We may not have a choice about losing our hair, but we can choose how to respond. We can refuse to live in denial and allow hair loss to destroy our confidence and quality of life. Getting the help that we need is the first step. Learning about wigs and how they can enhance your life is the next step and just as important. Talk to people who know about wigs, and don’t be shy about asking questions. I’ve found that most people do want to help if we just ask. I find this especially true in the wig community because a lot of the people have gone through the same challenges themselves. They know about the feeling of loss, dealing with self-esteem issues, going through the stages of grief, and getting to acceptance—and then going on to help others.
Things NOT to do:
Please don’t give up after trying just one or two wigs. You will likely feel the same as a lot of people: the wig has too much hair (because you are not used to seeing yourself with a thick head of hair), and the fit is not right. Granted, some wigs do have a lot of hair, but you should know that some have a lower density and no permatese if that is what you like best. In other words, don’t make quick decisions. There is a wig cap learning curve as well. Did you measure your head? Do you know about the different cap styles/construction? Also, know that it will take a while to get rid of the feeling that something is sitting on your head.

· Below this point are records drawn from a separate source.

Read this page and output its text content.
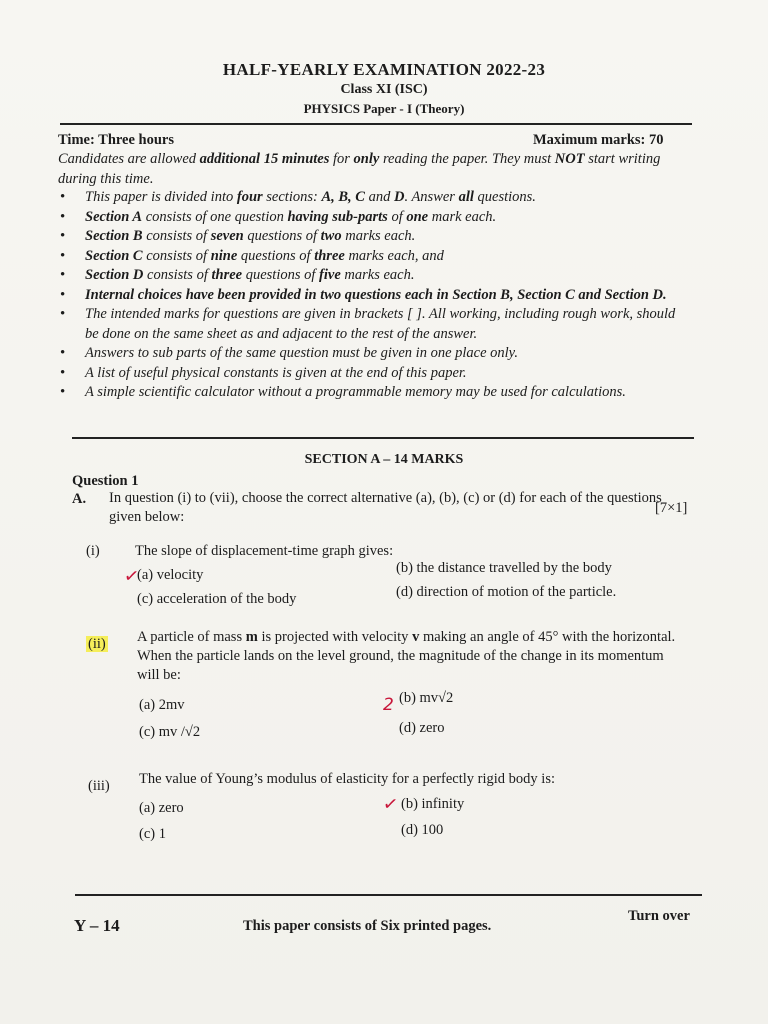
HALF-YEARLY EXAMINATION 2022-23
Class XI (ISC)
PHYSICS Paper - I (Theory)
Time: Three hours	Maximum marks: 70
Candidates are allowed additional 15 minutes for only reading the paper. They must NOT start writing during this time.
• This paper is divided into four sections: A, B, C and D. Answer all questions.
• Section A consists of one question having sub-parts of one mark each.
• Section B consists of seven questions of two marks each.
• Section C consists of nine questions of three marks each, and
• Section D consists of three questions of five marks each.
• Internal choices have been provided in two questions each in Section B, Section C and Section D.
• The intended marks for questions are given in brackets [ ]. All working, including rough work, should be done on the same sheet as and adjacent to the rest of the answer.
• Answers to sub parts of the same question must be given in one place only.
• A list of useful physical constants is given at the end of this paper.
• A simple scientific calculator without a programmable memory may be used for calculations.
SECTION A – 14 MARKS
Question 1
A. In question (i) to (vii), choose the correct alternative (a), (b), (c) or (d) for each of the questions given below:
[7×1]
(i) The slope of displacement-time graph gives:
(a) velocity	(b) the distance travelled by the body
(c) acceleration of the body	(d) direction of motion of the particle.
✓
(ii) A particle of mass m is projected with velocity v making an angle of 45° with the horizontal. When the particle lands on the level ground, the magnitude of the change in its momentum will be:
(a) 2mv	(b) mv√2
(c) mv /√2	(d) zero
2
(iii) The value of Young’s modulus of elasticity for a perfectly rigid body is:
(a) zero	(b) infinity
(c) 1	(d) 100
✓
Y – 14	This paper consists of Six printed pages.
Turn over
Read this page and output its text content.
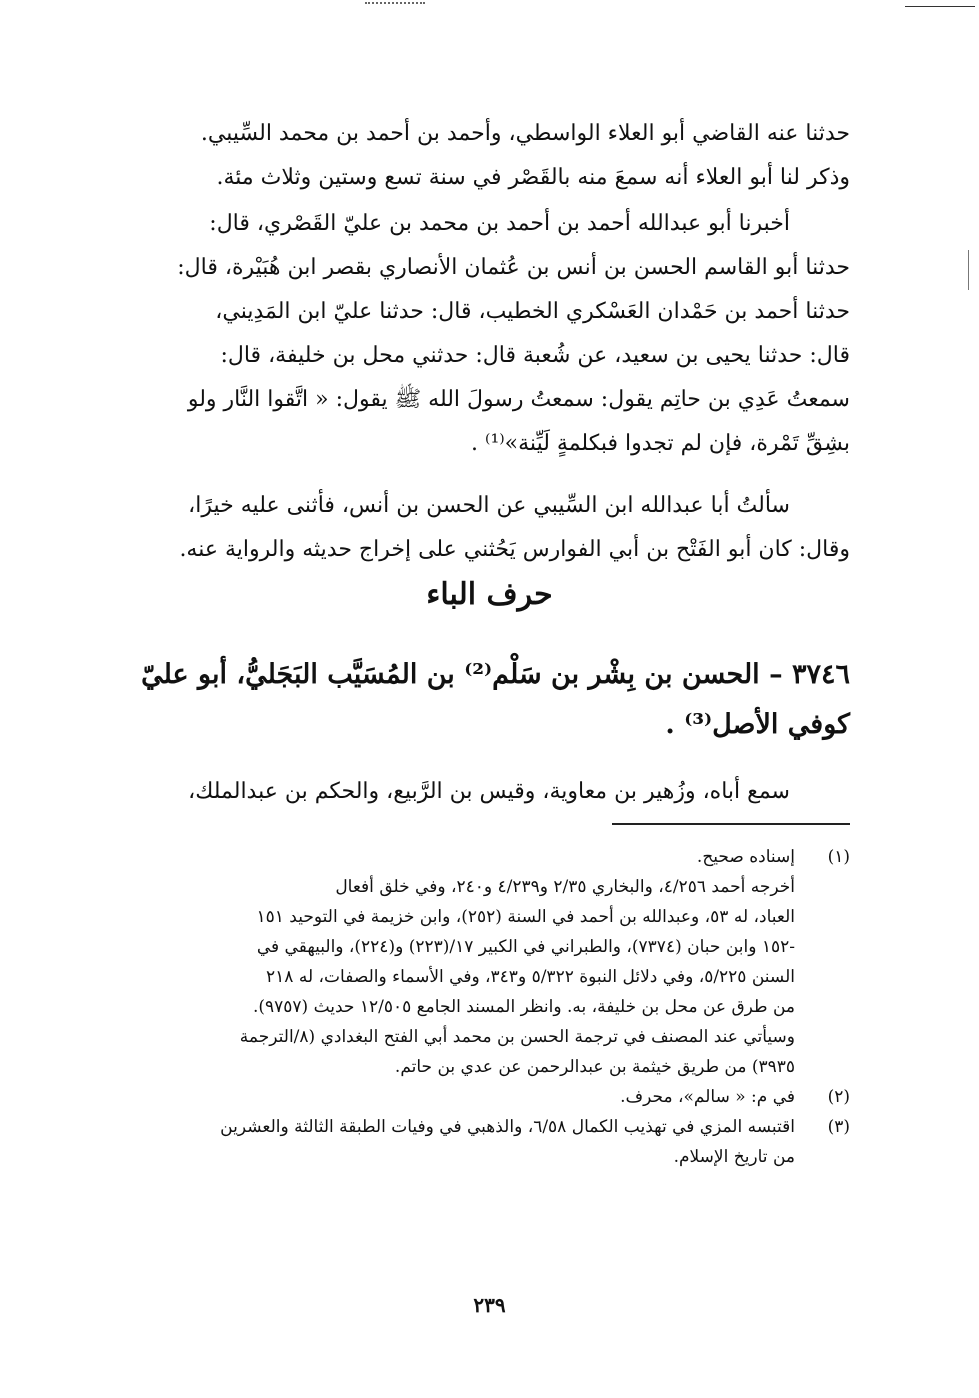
حدثنا عنه القاضي أبو العلاء الواسطي، وأحمد بن أحمد بن محمد السِّيبي.
وذكر لنا أبو العلاء أنه سمعَ منه بالقَصْر في سنة تسع وستين وثلاث مئة.
أخبرنا أبو عبدالله أحمد بن أحمد بن محمد بن عليّ القَصْري، قال:
حدثنا أبو القاسم الحسن بن أنس بن عُثمان الأنصاري بقصر ابن هُبَيْرة، قال:
حدثنا أحمد بن حَمْدان العَسْكري الخطيب، قال: حدثنا عليّ ابن المَدِيني،
قال: حدثنا يحيى بن سعيد، عن شُعبة قال: حدثني محل بن خليفة، قال:
سمعتُ عَدِي بن حاتِم يقول: سمعتُ رسولَ الله ﷺ يقول: « اتَّقوا النَّار ولو
بشِقِّ تَمْرة، فإن لم تجدوا فبكلمةٍ لَيِّنة»⁽¹⁾ .
سألتُ أبا عبدالله ابن السِّيبي عن الحسن بن أنس، فأثنى عليه خيرًا،
وقال: كان أبو الفَتْح بن أبي الفوارس يَحُثني على إخراج حديثه والرواية عنه.
حرف الباء
٣٧٤٦ – الحسن بن بِشْر بن سَلْم⁽²⁾ بن المُسَيَّب البَجَليُّ، أبو عليّ
كوفي الأصل⁽³⁾ .
سمع أباه، وزُهير بن معاوية، وقيس بن الرَّبيع، والحكم بن عبدالملك،
(١)
إسناده صحيح.
أخرجه أحمد ٤/٢٥٦، والبخاري ٢/٣٥ و٤/٢٣٩ و٢٤٠، وفي خلق أفعال
العباد، له ٥٣، وعبدالله بن أحمد في السنة (٢٥٢)، وابن خزيمة في التوحيد ١٥١
-١٥٢ وابن حبان (٧٣٧٤)، والطبراني في الكبير ١٧/(٢٢٣) و(٢٢٤)، والبيهقي في
السنن ٥/٢٢٥، وفي دلائل النبوة ٥/٣٢٢ و٣٤٣، وفي الأسماء والصفات، له ٢١٨
من طرق عن محل بن خليفة، به. وانظر المسند الجامع ١٢/٥٠٥ حديث (٩٧٥٧).
وسيأتي عند المصنف في ترجمة الحسن بن محمد أبي الفتح البغدادي (٨/الترجمة
٣٩٣٥) من طريق خيثمة بن عبدالرحمن عن عدي بن حاتم.
(٢)
في م: « سالم»، محرف.
(٣)
اقتبسه المزي في تهذيب الكمال ٦/٥٨، والذهبي في وفيات الطبقة الثالثة والعشرين
من تاريخ الإسلام.
٢٣٩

Don’t think that you will look like the wig model. Have realistic expectations. Your face shape, coloring, and age may or may not be the same as the models. Even the length of your head and neck will be different, causing the wig to look longer or shorter on you, perhaps.

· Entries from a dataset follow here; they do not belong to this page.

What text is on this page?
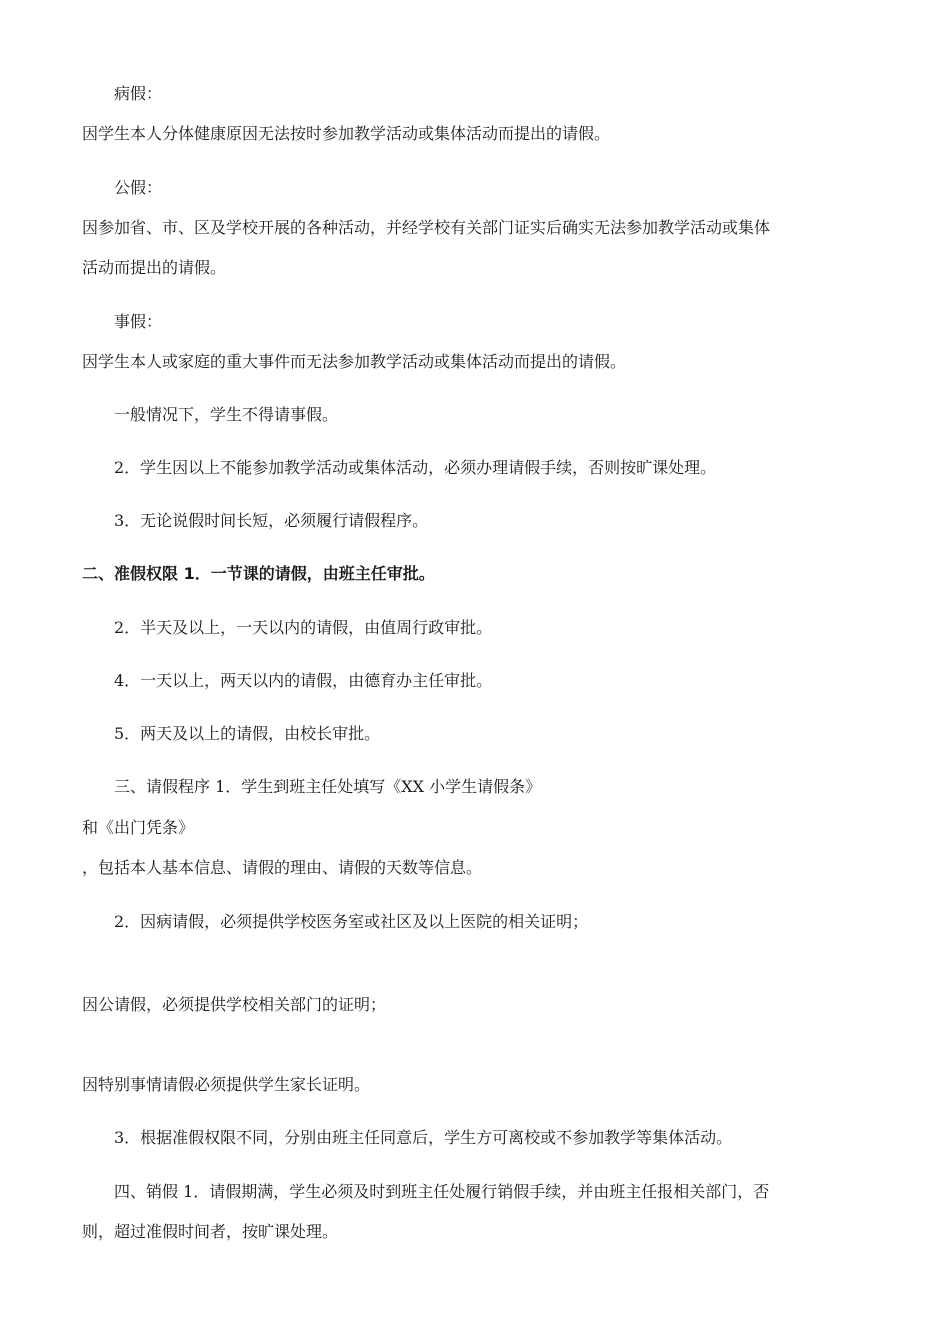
病假：
因学生本人分体健康原因无法按时参加教学活动或集体活动而提出的请假。
公假：
因参加省、市、区及学校开展的各种活动，并经学校有关部门证实后确实无法参加教学活动或集体
活动而提出的请假。
事假：
因学生本人或家庭的重大事件而无法参加教学活动或集体活动而提出的请假。
一般情况下，学生不得请事假。
2．学生因以上不能参加教学活动或集体活动，必须办理请假手续，否则按旷课处理。
3．无论说假时间长短，必须履行请假程序。
二、准假权限 1．一节课的请假，由班主任审批。
2．半天及以上，一天以内的请假，由值周行政审批。
4．一天以上，两天以内的请假，由德育办主任审批。
5．两天及以上的请假，由校长审批。
三、请假程序 1．学生到班主任处填写《XX 小学生请假条》
和《出门凭条》
，包括本人基本信息、请假的理由、请假的天数等信息。
2．因病请假，必须提供学校医务室或社区及以上医院的相关证明；
因公请假，必须提供学校相关部门的证明；
因特别事情请假必须提供学生家长证明。
3．根据准假权限不同，分别由班主任同意后，学生方可离校或不参加教学等集体活动。
四、销假 1．请假期满，学生必须及时到班主任处履行销假手续，并由班主任报相关部门，否
则，超过准假时间者，按旷课处理。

Don’t be afraid to put your hands in and on your wig. This can be tricky because you don’t want to mess up the “factory part” if there is a chance you might want to return the win. If you know you like it and will keep it, get in there and style it. Very few wigs come right out of the box looking great. Don’t be afraid to use the proper products on it to make it your own look. Put clips in or wear a headband to add an even more realistic look.
Don’t give up because you haven’t found the right way to secure your wig. And by “right” I mean the way that works for you. Different people like and use different methods. I am a “purist” in that I like nothing but an occasional clip or bobby pin to secure mine if I go to the dentist. But I have found a cap that fits me well. Also, I don’t do a lot of up and down, running around, being outside, etc., that might require a more secure means. So, as you can see, securing your wig is a very personal choice. Find what works for you and your life.
A happy ending—yes, there is one. Before you know it you will be a pro in your own right. You will know all about caps, fibers, heat-friendly wigs, and how to care for them. You’ll know which colors and styles flatter you—and there is when the fun begins. You have options! Just take a look at the website today—wow.
Until next time, remember, we must make many choices every day. Today, let’s Choose to be Confident.
Vickie Lynn --and Ollie the Owl (sitting among my violets in my living room looking very confident indeed).